One foot in front of the other, over and over and over again, the endless trudgery of running kilometre after kilometre hypnotises otherwise intelligent people into thinking it’s somehow good for them. But it isn’t. It’s just not. It can’t be.
Running ruins your knees, stresses your back and makes you gaunt & desperate for semi-digested fistfuls of proteinate goo. But it’s not the Walking Dead cosplay that worries me the most. It’s the ice baths. Any activity that inspires a person to immerse their tired, battered lower body into a tub of ice water has to be the work of Satan himself. Come on, people — this is torture we’re talking about.
I started running last summer — irregularly, I’ll admit — as part of my training for our world record-setting Table Hockey Extravaganza. I worked out with the fine folks at Fitness Science Corporation, who offered to make us fit and trim for the attempt. I was fine with the squats, the situps, and the Russian twists. Hell, I even agreed to a regimen of freakin’ burpess. But somehow, evil genius Dr Rob Tarzwell convinced me to run recreationally.
It started innocently enough: “Hey, wanna run 4k after you finish those push-ups?” How could I say no? Look at this face, I dare you.
Six months later, and I’m training for my first half marathon. My iPhone app (RunKeeper) tells me what to do, and these days I’m putting in well over 20km a week and soaking my stanky tootsies in a demonic arctic tea while reading up on VO2 max and heel strikes. DAMN YOU, TARZWELL!

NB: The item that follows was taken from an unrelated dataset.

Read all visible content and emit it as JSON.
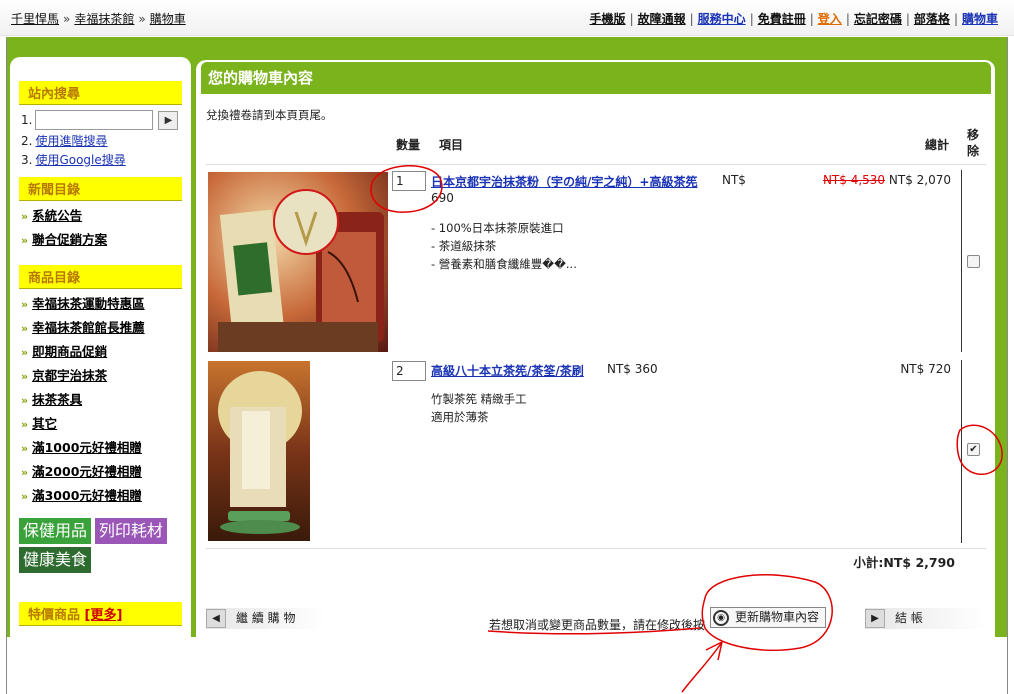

Just like running, Dr Rob’s evil genius has no discernible beginning or end. It’s eternal, and no matter how hard you fight it, it will beat you into submission and assimilate your ass into the bizarro world of DAMN YOU, TARZWELL!

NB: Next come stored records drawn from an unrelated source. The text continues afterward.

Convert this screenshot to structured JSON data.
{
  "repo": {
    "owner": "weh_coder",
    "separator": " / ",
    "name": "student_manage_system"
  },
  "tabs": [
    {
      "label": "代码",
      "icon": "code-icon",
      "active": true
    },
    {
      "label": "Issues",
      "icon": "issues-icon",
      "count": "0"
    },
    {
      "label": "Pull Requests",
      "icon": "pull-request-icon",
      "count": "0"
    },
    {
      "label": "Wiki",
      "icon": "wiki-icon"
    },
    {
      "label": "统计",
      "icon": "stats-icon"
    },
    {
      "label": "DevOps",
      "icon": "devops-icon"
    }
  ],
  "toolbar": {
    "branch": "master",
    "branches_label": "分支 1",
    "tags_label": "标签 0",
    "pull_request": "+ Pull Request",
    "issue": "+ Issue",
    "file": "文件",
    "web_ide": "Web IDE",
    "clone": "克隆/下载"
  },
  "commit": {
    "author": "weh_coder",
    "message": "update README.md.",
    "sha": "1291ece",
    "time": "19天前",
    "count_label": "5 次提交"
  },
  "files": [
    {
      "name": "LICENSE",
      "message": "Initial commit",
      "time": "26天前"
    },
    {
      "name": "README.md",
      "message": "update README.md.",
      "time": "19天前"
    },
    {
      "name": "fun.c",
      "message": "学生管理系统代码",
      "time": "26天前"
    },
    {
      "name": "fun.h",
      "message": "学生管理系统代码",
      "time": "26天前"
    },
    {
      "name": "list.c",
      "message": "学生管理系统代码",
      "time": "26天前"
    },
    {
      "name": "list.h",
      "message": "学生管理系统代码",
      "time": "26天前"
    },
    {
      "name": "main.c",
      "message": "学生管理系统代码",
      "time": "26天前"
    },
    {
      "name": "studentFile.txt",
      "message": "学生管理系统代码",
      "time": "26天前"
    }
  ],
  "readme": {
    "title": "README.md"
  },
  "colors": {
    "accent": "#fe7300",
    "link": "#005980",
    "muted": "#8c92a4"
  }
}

I originally thought running might be a cheaper way to exercise than the old trap of unused gym memberships and seasonal beer league registration charges. Need I say it? DAMN YOU, TARZWELL! Money flies out the window, dammit, on neon Coolmax, GU Roctane gel and a rotation of two to three pairs of Mizuno sneakers at any given time, not to mention race fees that include ‘free’ tech shirts but then plop oxygen deprived finishers in the midst of tents and tables full of retailers hawking yet more gear.
Okay, okay. I’m getting fitter and faster. Yeah, I think more clearly and to make sure I’m ready for the next run, I tend to watch what I eat more carefully. But that doesn’t mean I enjoy the rhythm, the fresh air or the fact that compression calf sleeves — no word of a lie — make me feel ten years younger. It certainly doesn’t mean that I’m thankful for that push out the door that bastard gave me last year; in pure Tarzwellian fashion, he doesn’t even run more than twice a week his bad self.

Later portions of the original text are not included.